Because many of these home loans were backed by mammoth, government-sponsored enterprises — Fannie Mae and Freddie Mac — Wall Street was more than happy to trade on these egregious loans. The assumption — which was proven right — was that Uncle Sam would guarantee them. Fannie and Freddie quickly grew too big, and all calls to regulate them more closely or reform their structures were ignored.

In fact, leaders in Congress, such as Rep. Barney Frank, D-Mass., chairman of the Financial Services committee, resisted reforming Fannie and Freddie at every turn. When former Treasury Secretary John Snow pleaded with Frank for Fannie and Freddie reform, Frank responded: "Fannie Mae and Freddie Mac are not in a crisis … I think we see entities that are fundamentally sound financially." But Snow was right.

Millions of homes and a mountain of wealth were built on a foundation of sand. When the housing bubble burst, it all began to collapse. Suddenly, the homeowners who took out loans they couldn't afford had homes worth less than when they bought them. And stalwart financial giants were left holding onto billions in securities that they couldn't cash — what are called "illiquid assets" in today's headlines. Without liquidity, and the free flow of credit, the market grinds to a halt — and companies buckle.

Endless government bailouts will not prevent this crisis from repeating itself. It will further cement the precedent that got us here in the first place. There are other options for bringing much-needed liquidity to the market, including infusing the market with new capital by suspending the business tax and the capital gains tax.

Fannie Mae and Freddie Mac also need to be dismantled. Now that the implicit taxpayer guarantee they enjoyed for years has been made explicit, we have to make a clean break.

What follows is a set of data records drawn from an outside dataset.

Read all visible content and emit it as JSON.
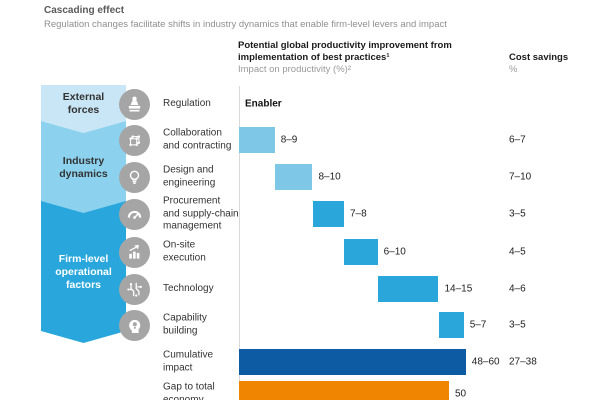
{
  "header": {
    "title": "Cascading effect",
    "subtitle": "Regulation changes facilitate shifts in industry dynamics that enable firm-level levers and impact"
  },
  "columns": {
    "productivity": {
      "title_line1": "Potential global productivity improvement from",
      "title_line2": "implementation of best practices¹",
      "subtitle": "Impact on productivity (%)²"
    },
    "cost": {
      "title": "Cost savings",
      "subtitle": "%"
    }
  },
  "groups": [
    {
      "label": "External forces"
    },
    {
      "label": "Industry dynamics"
    },
    {
      "label": "Firm-level operational factors"
    }
  ],
  "palette": {
    "light": "#7EC7E6",
    "medium": "#2BA6DA",
    "dark": "#0D5BA3",
    "orange": "#F08502",
    "group_external": "#C8E6F5",
    "group_industry": "#8CD2EE",
    "group_firm": "#29A7DC",
    "icon_gray": "#A5A5A5"
  },
  "rows": [
    {
      "label": "Regulation",
      "label_lines": [
        "Regulation"
      ],
      "icon": "stamp-icon",
      "value_label": "Enabler",
      "cost": ""
    },
    {
      "label": "Collaboration and contracting",
      "label_lines": [
        "Collaboration",
        "and contracting"
      ],
      "icon": "network-cube-icon",
      "value_label": "8–9",
      "bar": {
        "start": 0,
        "value": 8.5,
        "tone": "light"
      },
      "cost": "6–7"
    },
    {
      "label": "Design and engineering",
      "label_lines": [
        "Design and",
        "engineering"
      ],
      "icon": "lightbulb-icon",
      "value_label": "8–10",
      "bar": {
        "start": 8.5,
        "value": 9,
        "tone": "light"
      },
      "cost": "7–10"
    },
    {
      "label": "Procurement and supply-chain management",
      "label_lines": [
        "Procurement",
        "and supply-chain",
        "management"
      ],
      "icon": "gauge-icon",
      "value_label": "7–8",
      "bar": {
        "start": 17.5,
        "value": 7.5,
        "tone": "medium"
      },
      "cost": "3–5"
    },
    {
      "label": "On-site execution",
      "label_lines": [
        "On-site",
        "execution"
      ],
      "icon": "bar-chart-icon",
      "value_label": "6–10",
      "bar": {
        "start": 25,
        "value": 8,
        "tone": "medium"
      },
      "cost": "4–5"
    },
    {
      "label": "Technology",
      "label_lines": [
        "Technology"
      ],
      "icon": "circuit-icon",
      "value_label": "14–15",
      "bar": {
        "start": 33,
        "value": 14.5,
        "tone": "medium"
      },
      "cost": "4–6"
    },
    {
      "label": "Capability building",
      "label_lines": [
        "Capability",
        "building"
      ],
      "icon": "mind-icon",
      "value_label": "5–7",
      "bar": {
        "start": 47.5,
        "value": 6,
        "tone": "medium"
      },
      "cost": "3–5"
    },
    {
      "label": "Cumulative impact",
      "label_lines": [
        "Cumulative",
        "impact"
      ],
      "icon": null,
      "value_label": "48–60",
      "bar": {
        "start": 0,
        "value": 54,
        "tone": "dark"
      },
      "cost": "27–38"
    },
    {
      "label": "Gap to total economy",
      "label_lines": [
        "Gap to total",
        "economy"
      ],
      "icon": null,
      "value_label": "50",
      "bar": {
        "start": 0,
        "value": 50,
        "tone": "orange"
      },
      "cost": ""
    }
  ],
  "chart_data": {
    "type": "bar",
    "subtype": "waterfall",
    "orientation": "horizontal",
    "title": "Potential global productivity improvement from implementation of best practices¹",
    "value_axis_label": "Impact on productivity (%)²",
    "secondary_metric_label": "Cost savings %",
    "categories": [
      "Regulation",
      "Collaboration and contracting",
      "Design and engineering",
      "Procurement and supply-chain management",
      "On-site execution",
      "Technology",
      "Capability building",
      "Cumulative impact",
      "Gap to total economy"
    ],
    "series": [
      {
        "name": "Impact on productivity (%)",
        "labels": [
          "Enabler",
          "8–9",
          "8–10",
          "7–8",
          "6–10",
          "14–15",
          "5–7",
          "48–60",
          "50"
        ],
        "ranges": [
          null,
          [
            8,
            9
          ],
          [
            8,
            10
          ],
          [
            7,
            8
          ],
          [
            6,
            10
          ],
          [
            14,
            15
          ],
          [
            5,
            7
          ],
          [
            48,
            60
          ],
          [
            50,
            50
          ]
        ]
      },
      {
        "name": "Cost savings %",
        "labels": [
          "",
          "6–7",
          "7–10",
          "3–5",
          "4–5",
          "4–6",
          "3–5",
          "27–38",
          ""
        ]
      }
    ],
    "group_mapping": [
      {
        "group": "External forces",
        "rows": [
          "Regulation"
        ]
      },
      {
        "group": "Industry dynamics",
        "rows": [
          "Collaboration and contracting",
          "Design and engineering"
        ]
      },
      {
        "group": "Firm-level operational factors",
        "rows": [
          "Procurement and supply-chain management",
          "On-site execution",
          "Technology",
          "Capability building"
        ]
      }
    ],
    "legend": "none",
    "grid": "off",
    "value_axis_range": [
      0,
      60
    ]
  }
}
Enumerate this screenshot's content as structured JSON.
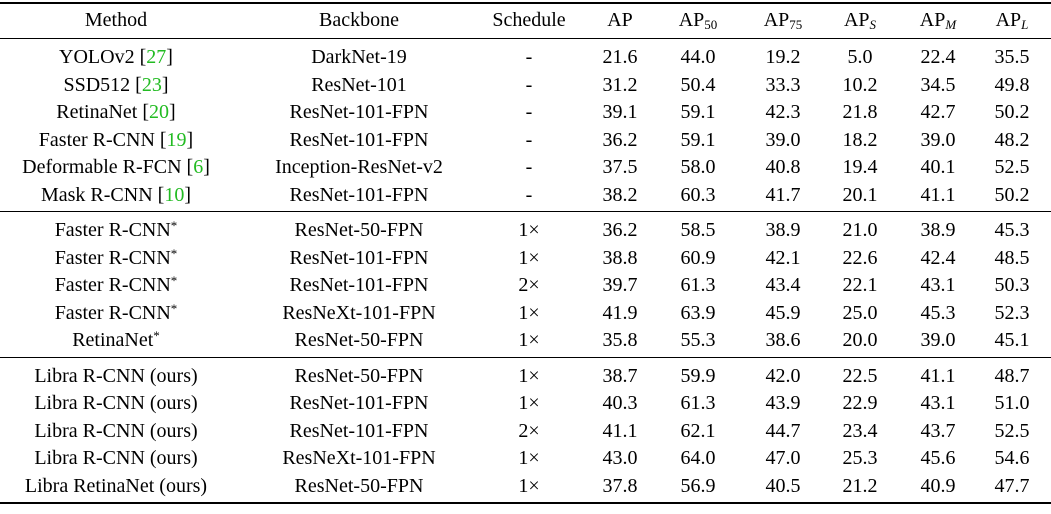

Accounting that artificially devalued securities and other assets should be temporarily suspended. Before Congress jumps to a full trillion-dollar-plus bailout, it should explore these and other market reforms. Congress should look for the best way to provide the greatest stabilization in the markets with the least taxpayer exposure.

This isn't about Wall Street; this isn't about Washington. It's about the forgotten man — the responsible American taxpayer. Who will be left to bail him out?

Michele Bachmann, R-Minn., serves on the Financial Services Committee in the U.S. House of Representatives.